25 Jahre »Seinfeld«

Ein Lob der Geschwätzigkeit

»Seinfeld« hat aus belanglosem Gerede eine Kunstform gemacht. Vor 25 Jahren lief die Sitcom im US-amerikanischen Fernsehen an.

Was ist das nur für ein Typ? Er bewohnt einen netten, perfekt heruntergekommenen Altbau im Zentrum einer Großstadt. Im Flur hängt ein High-End-Fahrrad einer angesagten Marke, eine Platten- und Filmsammlung säumt die Wand. Er trägt die neuesten Sneakers unter der Karottenhose, die er mit meist zu großen Oberteilen kombiniert. Und die Küche ist ihrer Funktion beraubt, denn er geht stets aus, um zu essen, Kaffee zu trinken und sich mit seinen prekär angestellten Freunden über Nichtigkeiten auszutauschen.
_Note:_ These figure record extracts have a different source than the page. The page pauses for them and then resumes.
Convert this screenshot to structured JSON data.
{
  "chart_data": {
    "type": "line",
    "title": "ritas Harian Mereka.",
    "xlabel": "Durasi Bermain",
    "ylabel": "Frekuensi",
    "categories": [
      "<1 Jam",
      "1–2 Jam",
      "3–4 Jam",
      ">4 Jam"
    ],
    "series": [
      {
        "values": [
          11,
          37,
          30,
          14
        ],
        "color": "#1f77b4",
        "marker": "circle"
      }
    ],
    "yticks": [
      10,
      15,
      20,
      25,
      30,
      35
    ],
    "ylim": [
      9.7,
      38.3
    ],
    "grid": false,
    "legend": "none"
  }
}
Bei diesen Treffen geht es um nichts als Geschwätz: Wer mit wem, wo, wann, wieso irgend etwas gemacht hat, oder wieso diese und jene Art von Mensch nicht zu ertragen ist. Wäre das hier eine Kolumne in der Welt, FAZ oder Zeit, dann würden diese Zeilen einen Text einleiten, der sich mit dem bereits seit mindestens drei Jahren verschimmelten Phänomen des Hipsters auseinandersetzt.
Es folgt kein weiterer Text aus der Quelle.